Open gothub opened 7 years ago
The output should include transformed relationships to use RDF namespaces and filenames instead of PIDs, for example, this:
sev.1.file1 cito:isDocumentedBy metadata.xml
instead of this:
urn:uuid:5f8f72b2-40b1-4da9-ba5a-b3dccf0b526f http://purl.org/spar/cito/isDocumentedBy urn:uuid:5f8f72b2-40b1-4da9-ba5a-b3dccf0b526f
Added condense
param to getRelationships()
which will return a version of the package
relationships which uses namespace prefixes for known namespaces, and uses the filename for a DataObject instead of the identifier when possible. For a sample DataPackage, the full relationships look like this:
> getRelationships(dp)
subject predicate object subjectType
4 execution1 http://www.w3.org/ns/prov#used scidataId <NA>
1 scimetaId http://purl.org/spar/cito/documents urn:uuid:4305b0e7-eb75-4e90-a6c3-fe103feccfb5 <NA>
2 urn:uuid:4305b0e7-eb75-4e90-a6c3-fe103feccfb5 http://purl.org/spar/cito/isDocumentedBy scimetaId <NA>
3 urn:uuid:4305b0e7-eb75-4e90-a6c3-fe103feccfb5 http://www.w3.org/ns/prov#wasDerivedFrom scidataId <NA>
5 urn:uuid:4305b0e7-eb75-4e90-a6c3-fe103feccfb5 http://www.w3.org/ns/prov#wasGeneratedBy execution1 <NA>
6 urn:uuid:abcd http://www.w3.org/ns/prov#startedAt Wed Mar 18 06:26:44 PDT 2015 uri
objectType dataTypeURI
4 <NA> <NA>
1 <NA> <NA>
2 <NA> <NA>
3 <NA> <NA>
5 <NA> <NA>
6 literal http://www.w3.org/2001/XMLSchema#string
and the condensed
relationships would be:
subject predicate object
4 "execution1" "prov:used" "scidataId"
1 "scimetaId" "cito:documents" "file3509163e759c.csv"
2 "file3509163e759c.csv" "cito:isDocumentedBy" "scimetaId"
3 "file3509163e759c.csv" "prov:wasDerivedFrom" "scidataId"
5 "file3509163e759c.csv" "prov:wasGeneratedBy" "execution1"
6 "urn:uuid:abcd" "prov:startedAt" "Wed Mar 18 06:26:44 PDT 2015"

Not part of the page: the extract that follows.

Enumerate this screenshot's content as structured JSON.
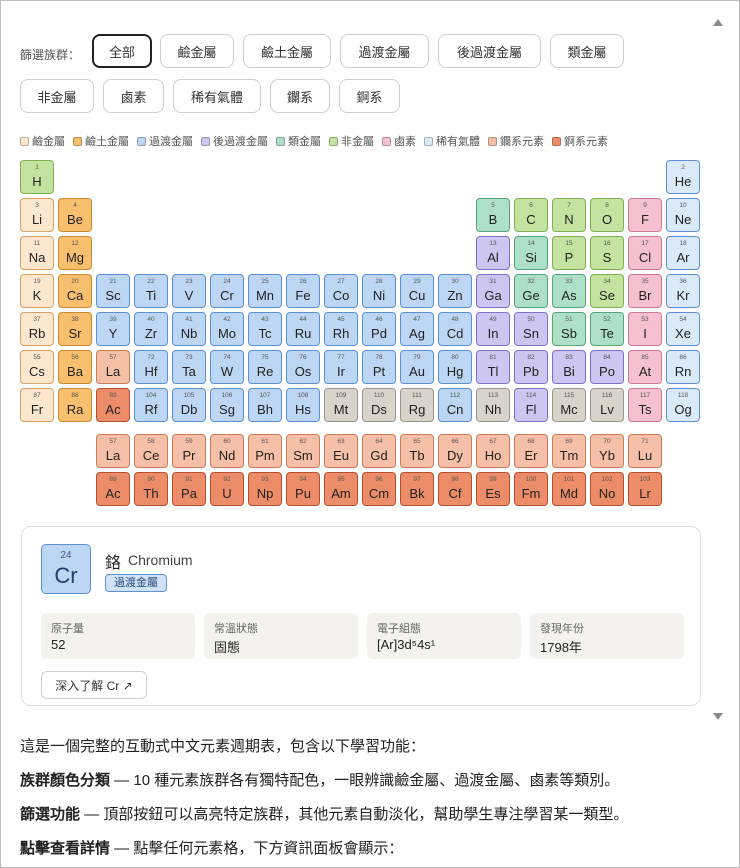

Added in commit 0cce119eb13a65b21241976149a94fef03ecee5a
While this is not a 'visualization' of the prov relationships, per se, it does make them easier to view and understand.
This simplest way to do this visualization would be to convert the relationships into a data set that can be read by igraph, network, or dot packages. There's a nice tutorial online (http://kateto.net/network-visualization).
I've made a first pass at adding the functionality to the getRelationships
function by adding a plot
argument, which defaults to FALSE. Please feel free to suggest changes or tweak as needed. I've added the igraph package as an import
, and changed the vignette to generate the prov graph (line 272 of datapack-overview.Rmd
).
See forked package
The vertex and edge labels sometimes overlap, but I'm not sure how to programmatically solve that issue. Any help would be appreciated.
hi @taddallas thanks for the contribution! The graph you generated looks good. One suggestion - have you considered putting this plotting code into a separate function called something like 'plotRelationships'? It does make perfect sense to put this in 'getRelationships' because the plot you return is a representation of the package relationships, but if it were in a separate function, there could be arguments to control plotting parameters, and you could have the option to plot the graph immediately, or return or write out the graph to a standard graphics format.
I've separated the plotting function, but have still included an argument in getRelationships for plotting. Feel free to remove this. Also feel free to edit the functionality and the documentation. I'm just learning the S4 object referencing (setMethod, signature, etc.) system, so there may be some mistakes in how I've set things up. See files in pull request #90
Thanks so much! I agree with @gothub that the plotting should be its own function, and keep getRelationships to only return its data without side effects. So lets please remove the plot
argument from getRelationships in favor of using the separate function.
Sounds good. I've removed the plotting functionality and argument from getRelationships
, and now plotRelationships
takes a data.package object, runs getRelationships
with condense=TRUE, and then visualizes the relationships using igraph.
A user has requested that we add the ability to create a graphic (i.e. DAG graph) of the provenance relationships in a DataPackage. This would be useful when a DataPackage is being constructed, to verify that the prov relationships are correct. Note that it is currently possible to view the relationships by viewing the data frame returned from
getRelationships()
, however, a graph would be easier to view.